Elie Wiesel’s memoir Night depicts the harrowing tale of the Holocaust with simple language that invites readers in through sharing the loss of the author’s identity. He shares the loss of his family, life at the concentration camps, and his experience with mass suffering. Elie, a religious young boy, spends the first part of his childhood immersed in Judaism during which he studies the Zohar “not to learn it by heart but to discover within the very essence of divinity” (5). Throughout his early childhood, Judaism consumes his existence, spending his time learning from his mentor Moishe the Beadle. Although Elie begins his journey through the Holocaust with strong faith and identity, the horrors of the concentration camps cause Elie to lose his Jewish identity and his sense of self resulting in Elie just existing within a body without an identity.
Initially a religious teenager, Elie studies the Talmud as his way of life but questions God throughout the horrors he witnesses in the Holocaust. Elie’s feelings about God evolve toward disbelief as he spends more time in the concentration camps. Elie writes, “Why did I pray?...Why did I live? Why did I breathe?” (4) in order to illustrate how prayer consumes his life; not only is it the reason for his existence, but it is a necessity equal to breathing. His religion consumes his life as he dedicates his time to interpreting and questioning Judaism. Upon arriving at the concentration camps, Elie tries to continue his belief in God but struggles “because He caused thousands of children to burn in His mass graves” (67). He acknowledges God’s existence, but questions His actions as He allows six million Jews to die. While Elie struggles with God, Hitler continues to kill millions of Jews, gypsies, Catholics, and homosexuals each day. Elie talks with his neighbor in a hospital where his neighbor says, “I have more faith in Hitler than in anyone else. He alone has kept his promises, all his promises, to the Jewish people” (81). This profoundly strikes Elie as he is part of the horrors Hitler has caused. God is “supposed” to take care of the Jewish people, yet he allows his people to perish, causing Elie to question his belief in God’s actions. Throughout the Holocaust, Elie’s relationship with God progresses from ultimate belief to struggling to understand His actions.
While in the concentration camps, the Nazis strip Elie of his identity. He loses his Judaic identity and his name, which causes Elie to forget his own sense of self. He transforms from Elie Wiesel to A-7713, the tattooed number assigned to him as his new identity. He is given his tattoo in a mundane activity where he “became A-7713” having “no other name” (42), becoming a number on a piece of paper instead of an individual with a vibrant personality. Elie’s number is called and Elie responds with “that’s me” (51) showing he is officially recognizing his number as his name. He lets go of his identity and allows the Nazis to change who he is. The number defines, within the camps, who he is; he sacrifices his identity in exchange for simplicity and order. When the Nazis take Elie’s name away from him, they rob him of his true identity.
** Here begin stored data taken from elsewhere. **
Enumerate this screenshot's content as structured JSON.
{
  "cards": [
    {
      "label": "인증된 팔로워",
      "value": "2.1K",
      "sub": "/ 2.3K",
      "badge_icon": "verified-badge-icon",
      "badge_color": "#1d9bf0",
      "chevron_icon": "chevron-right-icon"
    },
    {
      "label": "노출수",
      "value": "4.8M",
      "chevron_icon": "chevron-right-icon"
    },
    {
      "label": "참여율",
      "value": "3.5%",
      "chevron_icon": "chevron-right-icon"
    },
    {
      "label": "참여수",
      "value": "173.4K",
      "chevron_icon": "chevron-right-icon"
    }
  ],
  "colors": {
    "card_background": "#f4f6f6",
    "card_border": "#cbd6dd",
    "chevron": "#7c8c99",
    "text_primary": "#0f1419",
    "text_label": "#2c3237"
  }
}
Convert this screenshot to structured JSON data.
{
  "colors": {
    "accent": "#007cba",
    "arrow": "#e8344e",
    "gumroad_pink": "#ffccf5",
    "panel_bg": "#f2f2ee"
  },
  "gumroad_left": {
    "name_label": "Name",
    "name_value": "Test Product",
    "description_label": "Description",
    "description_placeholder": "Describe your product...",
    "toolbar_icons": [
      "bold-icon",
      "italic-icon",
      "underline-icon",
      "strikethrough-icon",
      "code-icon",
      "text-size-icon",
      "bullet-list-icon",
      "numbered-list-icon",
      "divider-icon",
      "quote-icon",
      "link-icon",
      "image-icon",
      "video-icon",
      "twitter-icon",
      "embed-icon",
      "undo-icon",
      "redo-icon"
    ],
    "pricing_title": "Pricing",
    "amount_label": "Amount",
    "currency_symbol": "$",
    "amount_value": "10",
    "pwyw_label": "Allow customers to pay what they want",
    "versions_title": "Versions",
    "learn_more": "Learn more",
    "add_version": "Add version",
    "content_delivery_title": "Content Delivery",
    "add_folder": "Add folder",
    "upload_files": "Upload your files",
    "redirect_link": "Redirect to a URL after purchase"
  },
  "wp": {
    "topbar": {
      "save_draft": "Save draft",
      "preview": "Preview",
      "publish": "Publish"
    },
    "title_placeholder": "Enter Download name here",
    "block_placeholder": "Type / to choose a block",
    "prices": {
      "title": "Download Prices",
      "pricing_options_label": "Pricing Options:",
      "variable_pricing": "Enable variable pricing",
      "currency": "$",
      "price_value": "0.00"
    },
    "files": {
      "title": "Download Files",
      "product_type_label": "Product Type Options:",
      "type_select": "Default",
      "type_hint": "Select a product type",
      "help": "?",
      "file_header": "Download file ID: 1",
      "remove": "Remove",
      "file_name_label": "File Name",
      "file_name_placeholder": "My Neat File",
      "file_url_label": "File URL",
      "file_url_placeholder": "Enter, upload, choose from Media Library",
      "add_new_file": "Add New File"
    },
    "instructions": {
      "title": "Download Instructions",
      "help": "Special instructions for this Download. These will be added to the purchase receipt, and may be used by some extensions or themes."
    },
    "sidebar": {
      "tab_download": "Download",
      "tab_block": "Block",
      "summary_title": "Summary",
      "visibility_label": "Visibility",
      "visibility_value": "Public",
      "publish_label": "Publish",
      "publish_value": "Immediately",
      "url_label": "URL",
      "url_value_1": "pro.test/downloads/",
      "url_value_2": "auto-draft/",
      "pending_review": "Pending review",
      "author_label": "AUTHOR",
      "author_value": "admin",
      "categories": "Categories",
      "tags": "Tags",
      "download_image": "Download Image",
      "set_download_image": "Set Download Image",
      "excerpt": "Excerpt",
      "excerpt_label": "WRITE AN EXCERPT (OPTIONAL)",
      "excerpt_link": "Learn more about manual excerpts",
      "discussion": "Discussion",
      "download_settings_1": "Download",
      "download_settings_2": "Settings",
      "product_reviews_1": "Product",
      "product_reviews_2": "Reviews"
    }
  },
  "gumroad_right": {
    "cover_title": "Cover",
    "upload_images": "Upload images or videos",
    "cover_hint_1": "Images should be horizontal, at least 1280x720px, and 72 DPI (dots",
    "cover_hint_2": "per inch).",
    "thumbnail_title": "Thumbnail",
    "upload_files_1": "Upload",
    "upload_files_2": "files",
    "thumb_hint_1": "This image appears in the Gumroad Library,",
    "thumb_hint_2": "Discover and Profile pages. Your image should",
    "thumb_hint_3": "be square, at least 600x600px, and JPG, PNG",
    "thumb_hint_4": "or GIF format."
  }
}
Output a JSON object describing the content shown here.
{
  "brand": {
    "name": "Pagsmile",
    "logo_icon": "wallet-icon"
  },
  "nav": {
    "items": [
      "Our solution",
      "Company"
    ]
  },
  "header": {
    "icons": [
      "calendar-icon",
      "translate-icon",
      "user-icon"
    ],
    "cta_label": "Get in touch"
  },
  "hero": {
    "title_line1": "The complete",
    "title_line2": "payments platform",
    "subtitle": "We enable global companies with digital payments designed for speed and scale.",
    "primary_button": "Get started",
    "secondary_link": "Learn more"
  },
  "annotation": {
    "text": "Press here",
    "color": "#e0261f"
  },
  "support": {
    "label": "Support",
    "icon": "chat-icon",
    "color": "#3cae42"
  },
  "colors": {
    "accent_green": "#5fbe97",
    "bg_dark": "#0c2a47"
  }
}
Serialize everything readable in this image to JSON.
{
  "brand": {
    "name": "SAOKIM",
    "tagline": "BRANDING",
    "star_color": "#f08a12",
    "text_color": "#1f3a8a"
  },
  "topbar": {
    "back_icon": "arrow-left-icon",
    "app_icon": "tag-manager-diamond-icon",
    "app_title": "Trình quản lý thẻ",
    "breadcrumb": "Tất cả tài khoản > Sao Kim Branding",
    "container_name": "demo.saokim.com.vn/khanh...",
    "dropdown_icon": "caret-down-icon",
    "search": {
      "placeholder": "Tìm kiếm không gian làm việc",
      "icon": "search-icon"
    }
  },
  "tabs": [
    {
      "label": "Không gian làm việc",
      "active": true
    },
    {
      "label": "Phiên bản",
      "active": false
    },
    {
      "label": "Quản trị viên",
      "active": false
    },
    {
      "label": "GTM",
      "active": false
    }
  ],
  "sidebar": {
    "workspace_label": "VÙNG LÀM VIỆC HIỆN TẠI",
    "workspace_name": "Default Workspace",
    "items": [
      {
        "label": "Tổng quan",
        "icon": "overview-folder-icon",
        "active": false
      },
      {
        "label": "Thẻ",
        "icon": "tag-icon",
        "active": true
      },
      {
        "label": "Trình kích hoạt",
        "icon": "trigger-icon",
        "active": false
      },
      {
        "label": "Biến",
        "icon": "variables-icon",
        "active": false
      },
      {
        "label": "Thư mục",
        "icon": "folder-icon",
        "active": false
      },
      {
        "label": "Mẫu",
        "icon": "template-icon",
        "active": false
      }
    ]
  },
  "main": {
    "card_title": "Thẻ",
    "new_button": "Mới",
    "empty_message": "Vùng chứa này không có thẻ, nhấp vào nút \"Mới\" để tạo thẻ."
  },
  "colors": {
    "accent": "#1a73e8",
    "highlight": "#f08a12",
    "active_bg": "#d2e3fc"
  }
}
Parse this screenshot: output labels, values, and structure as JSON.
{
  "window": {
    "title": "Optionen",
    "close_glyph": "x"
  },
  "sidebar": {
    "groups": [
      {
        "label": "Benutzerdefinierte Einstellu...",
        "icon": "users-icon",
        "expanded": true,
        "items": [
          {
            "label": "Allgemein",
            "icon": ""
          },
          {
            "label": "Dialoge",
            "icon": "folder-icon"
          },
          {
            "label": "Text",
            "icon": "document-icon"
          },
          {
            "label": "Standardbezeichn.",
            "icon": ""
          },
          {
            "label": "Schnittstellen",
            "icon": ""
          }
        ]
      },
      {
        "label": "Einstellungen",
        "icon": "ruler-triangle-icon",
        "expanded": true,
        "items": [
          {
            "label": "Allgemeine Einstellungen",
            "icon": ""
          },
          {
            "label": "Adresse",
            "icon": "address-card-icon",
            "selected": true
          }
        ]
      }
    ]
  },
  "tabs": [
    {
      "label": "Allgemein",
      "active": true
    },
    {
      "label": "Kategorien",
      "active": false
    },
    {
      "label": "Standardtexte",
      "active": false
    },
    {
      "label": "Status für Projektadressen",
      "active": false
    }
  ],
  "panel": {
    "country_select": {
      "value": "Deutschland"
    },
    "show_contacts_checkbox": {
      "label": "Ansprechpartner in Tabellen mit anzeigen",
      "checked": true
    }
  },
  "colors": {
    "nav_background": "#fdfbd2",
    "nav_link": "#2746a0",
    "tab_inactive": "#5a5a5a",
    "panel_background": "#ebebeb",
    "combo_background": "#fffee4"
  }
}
After the Holocaust, Elie takes back his name but lives on forever with the remnants of his numeric identity.
Elie’s identity, his connection to Judaism, disappears during the Holocaust as he cannot go about his usual Jewish life. Elie’s religion gives him a strong sense of who he is. He studies Talmud and participates in Jewish prayer as his way of connecting with himself. At the concentration camps, Elie pushes his connection to Judaism to the side in order to survive under the harsh condition of the concentration camps. Elie struggles with mourning others since death has become a normal part of Elie’s everyday life. Elie reflects on certain parts of the Jewish religion when he thinks, “I don’t know whether, during the history of the Jewish people, men have ever before recited Kaddish for themselves” (33). Elie comes to terms with the magnitude of the Holocaust and how he can properly grieve for others when mass murder surrounds him through the Mourner’s Kaddish. When Akiba Drumer knows he is about to die, he asks Elie to form a minion to say Kaddish for him but “three days after he left, [they] forgot to say Kaddish” (77). Before the Holocaust, Elie would have been dedicated to mourning Akiba Drumer, but his dedication to his religious practice weakens throughout the Holocaust, therefore, gathering a minion is not Elie’s priority. In order to survive, Elie needs to separate his religion from himself because his religion is the reason why he is in the Holocaust (21). The longer Elie focuses on surviving, the weaker his relationship with his religion becomes leading Elie to almost completely lose the Jewish identity he depended on before the war.
Although Elie begins his journey in the Holocaust with strong faith and identity, the horrors of the concentration camps cause Elie to lose his Jewish identity, as well as himself. Elie is initially sure of who he is, a 13 year-old Hungarian Jew, but his identity crumbles as he transitions from a boy to a man, from a fiercely loyal Jew to one who cannot practice his religion without fear of dying, and a Hungarian citizen to a French refugee. Compared to the boy he was before, his time in the Holocaust causes his identity to slip from him, creating an alien-like person.